Говоря так, Калинка держал при себе свои потаенные мысли, желая услышать и увидеть, как Эндрю отреагирует на его слова.
— Если мы не подчинимся, они убьют всех. Пусть лучше умрут двое из десяти, ибо так мы выживем. Если крестьянин осмелится сказать «нет», знатный человек прикажет тут же убить его, и так было всегда.
— Блевать хочется от таких
— Так ты будешь сражаться с ними? — тихо спросил Калинка.
— Ты прав, чтоб тебя… Я буду сражаться с ними.
Калинка слабо улыбнулся.
— Какого дьявола ты лыбишься? — проревел Эндрю.
— Я знал, что ты так поступишь.
— А как же еще я могу поступить?
— Кое-кто думал, что ты обратишься к Ивору или даже Раснару, чтобы обменять свое оружие на заступничество знати или на индульгенции Церкви.
— Еще чего не хватало! И что, Ивор это позволяет?

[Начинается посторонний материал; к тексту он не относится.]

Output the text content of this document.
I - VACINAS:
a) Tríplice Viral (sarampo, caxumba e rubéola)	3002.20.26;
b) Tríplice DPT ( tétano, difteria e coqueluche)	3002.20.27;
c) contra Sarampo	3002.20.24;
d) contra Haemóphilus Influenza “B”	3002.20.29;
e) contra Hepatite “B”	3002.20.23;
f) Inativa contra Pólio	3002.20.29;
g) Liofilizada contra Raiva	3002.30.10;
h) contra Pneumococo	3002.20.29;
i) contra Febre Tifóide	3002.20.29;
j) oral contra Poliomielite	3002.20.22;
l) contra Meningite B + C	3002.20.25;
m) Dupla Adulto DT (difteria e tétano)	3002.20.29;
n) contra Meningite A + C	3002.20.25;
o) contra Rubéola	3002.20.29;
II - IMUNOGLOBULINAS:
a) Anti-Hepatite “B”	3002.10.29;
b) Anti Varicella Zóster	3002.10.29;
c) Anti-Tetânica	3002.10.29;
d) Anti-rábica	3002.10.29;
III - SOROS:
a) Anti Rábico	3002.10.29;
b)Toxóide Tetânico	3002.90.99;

— В прошлый раз его отец помогал выбирать жертв, и мой отец попал в яму. У знати есть привилегия участвовать в выборе жертв и заступаться перед тугарами, а волк всегда помнит, какая мышь причиняла ему беспокойство.

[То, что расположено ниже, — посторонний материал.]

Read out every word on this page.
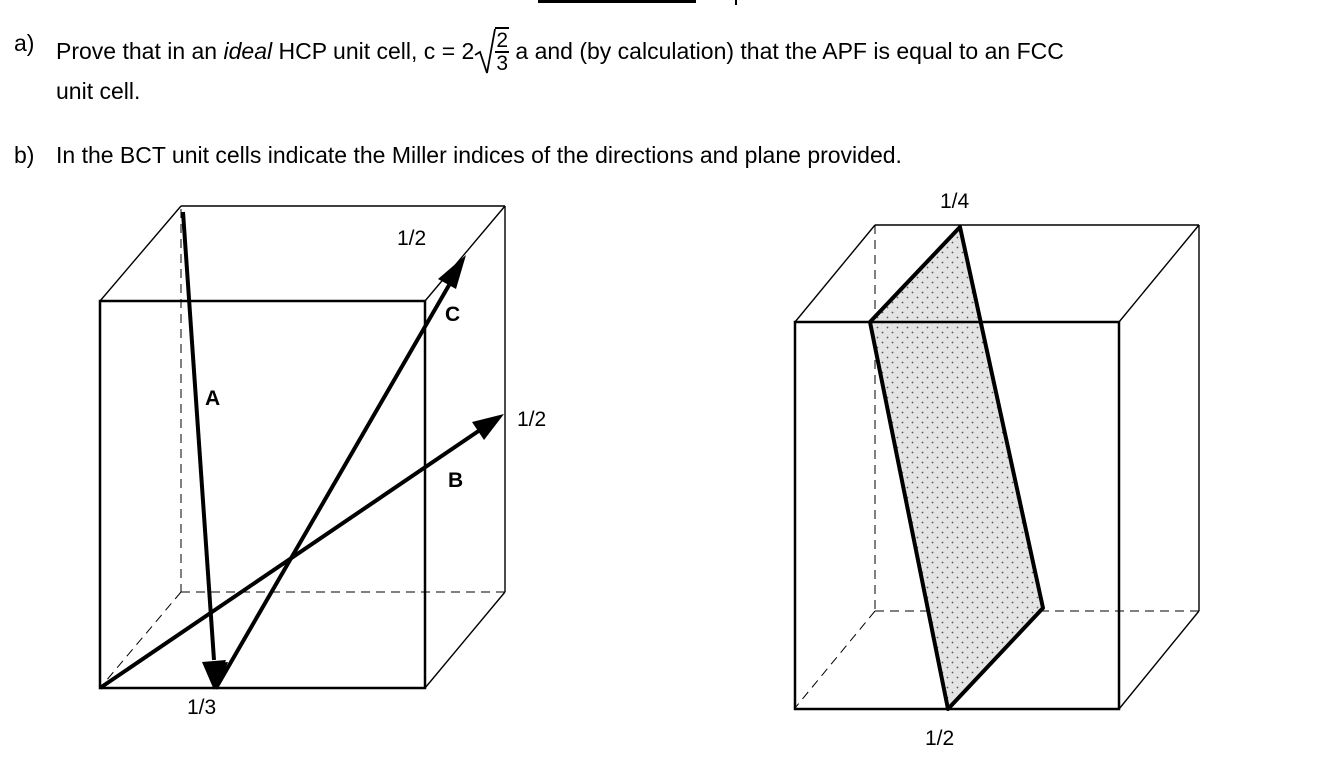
a) Prove that in an ideal HCP unit cell, $c = 2 \frac{2}{3}$ a and (by calculation) that the APF is equal to an FCC
unit cell.
b) In the BCT unit cells indicate the Miller indices of the directions and plane provided.
1/2
C
A
1/2
B
1/3
1/4
1/2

— Почему же твой народ не сражается?
— Как? Голыми руками?
Задыхаясь от ярости, Эндрю отвернулся от Суздальца.
— Завтра здесь будет Ивор — резко сказал он наконец. — Я собираюсь спросить его, что он будет делать, когда сюда вернутся эти дикари.
— Не надо, — снова взмолился Калинка. — Это будет означать смерть для меня и моей дочери. Даже если ты будешь отрицать, что это мы тебе сказали, он все равно заподозрит нас и прикажет убить.
— Я защищу тебя, — пообещал Эндрю.
— Я принадлежу Ивору. Он никогда не позволит тебе укрывать крестьянина, правами на которого он обладает.
— Сколько времени осталось до их прихода? — спросил Эндрю.
— Они еще за три зимы от нас. Не бросайся в огонь до того, как он зажжен, друг мой.
Эндрю сел и налил себе еще бренди, не предлагая выпить ни Калинке, ни уже слегка опьяневшему Винсенту.
— Я подожду, — холодно произнес он. — Но, клянусь небом, будет лучше, если ты прямо сейчас поймешь, что, когда придет время, полк будет сражаться до последнего солдата. Если Ивор захочет моей помощи, он получит ее. В противном случае мы будем противостоять тугарам одни.
— Пошли, Таня, — сказал переводчик своей дочери.
Готорн притянул к себе девушку, готовый защищать Таню даже от ее родного отца.
— Да не буду я ее бить, — успокоил его Калинка.
Взяв Таню за руку, он повел ее к двери.
— Отец, прости меня, — всхлипнула она.
Он и сам не знал, наказывать или благодарить дочь, но, по крайней мере, ее признание решило одну из его проблем.
— Только не раскрывай больше свой дурацкий рот, — сказал Калинка и, отечески шлепнув дитя по заду, направился с ней домой. Подходя к своей хижине, он почувствовал: что-то в нем переменилось. Неужели все-таки есть другой путь? Может быть, его мечта все же не такая безумная, что бы там ни говорили другие.